Control of source fertility on the eruptive activity of Piton de la Fournaise volcano, La Réunion

The eruptive activity of basaltic hotspot volcanoes displays major fluctuations on times scales of years to decades. Theses fluctuations are thought to reflect changes in the rate of mantle melt supply. However, the crustal filter generally masks the mantle processes involved. Here, we show that the cyclic and generally increasing activity of the Piton de la Fournaise volcano (La Réunion) since the mid 20th century is tightly linked to the fertility of its source, as recorded by 87Sr/86Sr and incompatible trace elements ratios of lavas. We identify a twofold control of source fertility on eruptive activity: melt extraction from fertile, incompatible element-enriched veins initiates decadal-scale eruptive sequences, so that vein distribution in the plume source directly controls the cyclic activity. Indirectly, reactive flow of enriched melts increases mantle porosity and promotes melts extraction from the peridotite matrix.

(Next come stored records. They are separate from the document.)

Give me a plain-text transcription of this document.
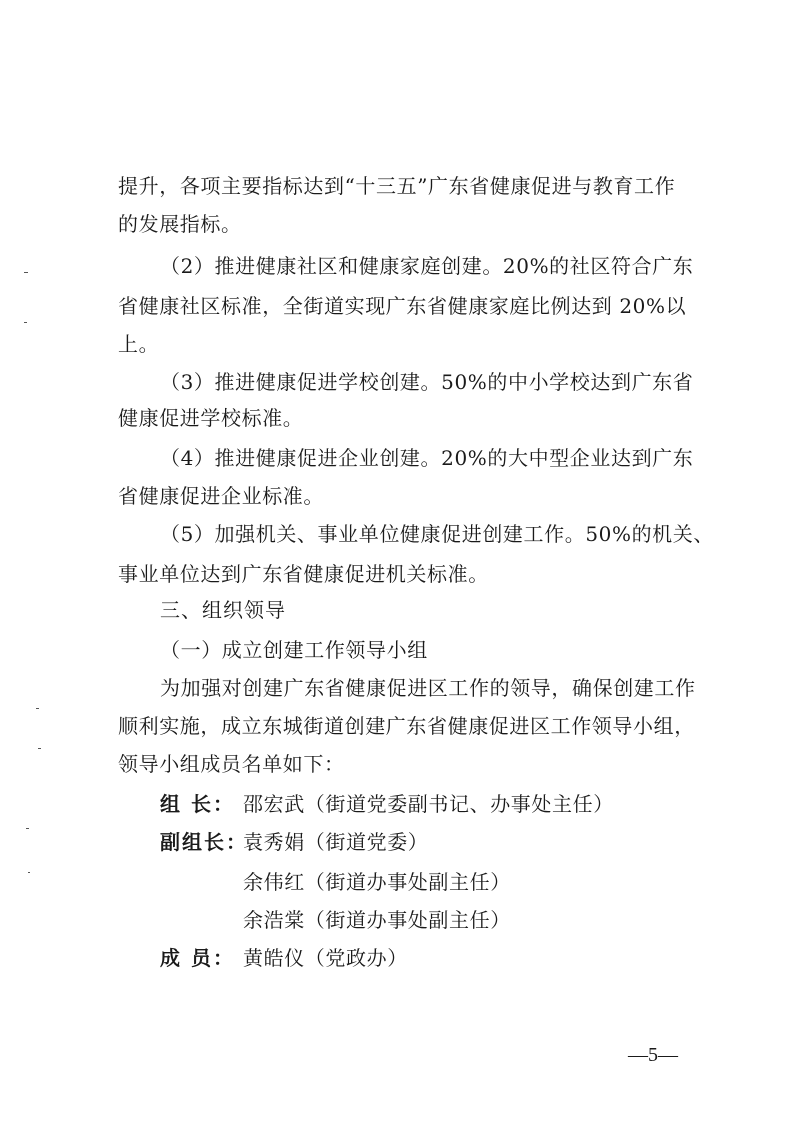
提升，各项主要指标达到“十三五”广东省健康促进与教育工作
的发展指标。
（2）推进健康社区和健康家庭创建。20%的社区符合广东
省健康社区标准，全街道实现广东省健康家庭比例达到 20%以
上。
（3）推进健康促进学校创建。50%的中小学校达到广东省
健康促进学校标准。
（4）推进健康促进企业创建。20%的大中型企业达到广东
省健康促进企业标准。
（5）加强机关、事业单位健康促进创建工作。50%的机关、
事业单位达到广东省健康促进机关标准。
三、组织领导
（一）成立创建工作领导小组
为加强对创建广东省健康促进区工作的领导，确保创建工作
顺利实施，成立东城街道创建广东省健康促进区工作领导小组，
领导小组成员名单如下：
组 长： 邵宏武（街道党委副书记、办事处主任）
副组长：
袁秀娟（街道党委）
余伟红（街道办事处副主任）
余浩棠（街道办事处副主任）
成 员： 黄皓仪（党政办）
—5—
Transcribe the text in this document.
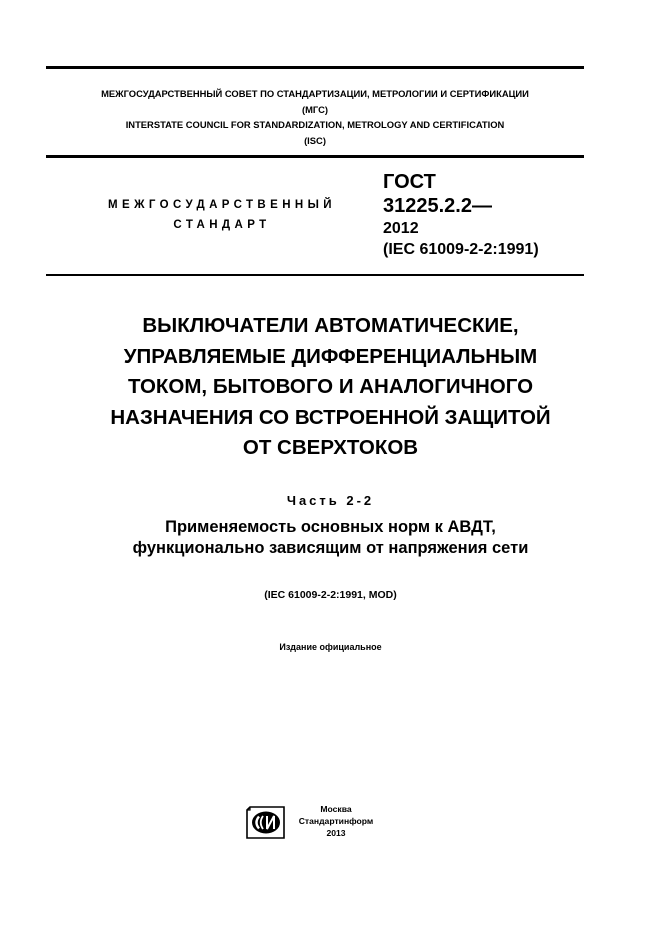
МЕЖГОСУДАРСТВЕННЫЙ СОВЕТ ПО СТАНДАРТИЗАЦИИ, МЕТРОЛОГИИ И СЕРТИФИКАЦИИ
(МГС)
INTERSTATE COUNCIL FOR STANDARDIZATION, METROLOGY AND CERTIFICATION
(ISC)
МЕЖГОСУДАРСТВЕННЫЙ
СТАНДАРТ
ГОСТ
31225.2.2—
2012
(IEC 61009-2-2:1991)
ВЫКЛЮЧАТЕЛИ АВТОМАТИЧЕСКИЕ,
УПРАВЛЯЕМЫЕ ДИФФЕРЕНЦИАЛЬНЫМ
ТОКОМ, БЫТОВОГО И АНАЛОГИЧНОГО
НАЗНАЧЕНИЯ СО ВСТРОЕННОЙ ЗАЩИТОЙ
ОТ СВЕРХТОКОВ
Часть 2-2
Применяемость основных норм к АВДТ,
функционально зависящим от напряжения сети
(IEC 61009-2-2:1991, MOD)
Издание официальное
Москва
Стандартинформ
2013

This process is thought to have caused a fourfold increase in magma supply between 1998 and 2014 at Piton de la Fournaise, and could also explain magma surges at other frequently active hotspot volcanoes, such as Kilauea, Hawaii. The short-term eruptive activity of hotspot volcanoes appears to be ultimately linked to the distribution and size of lithological heterogeneities in mantle plumes.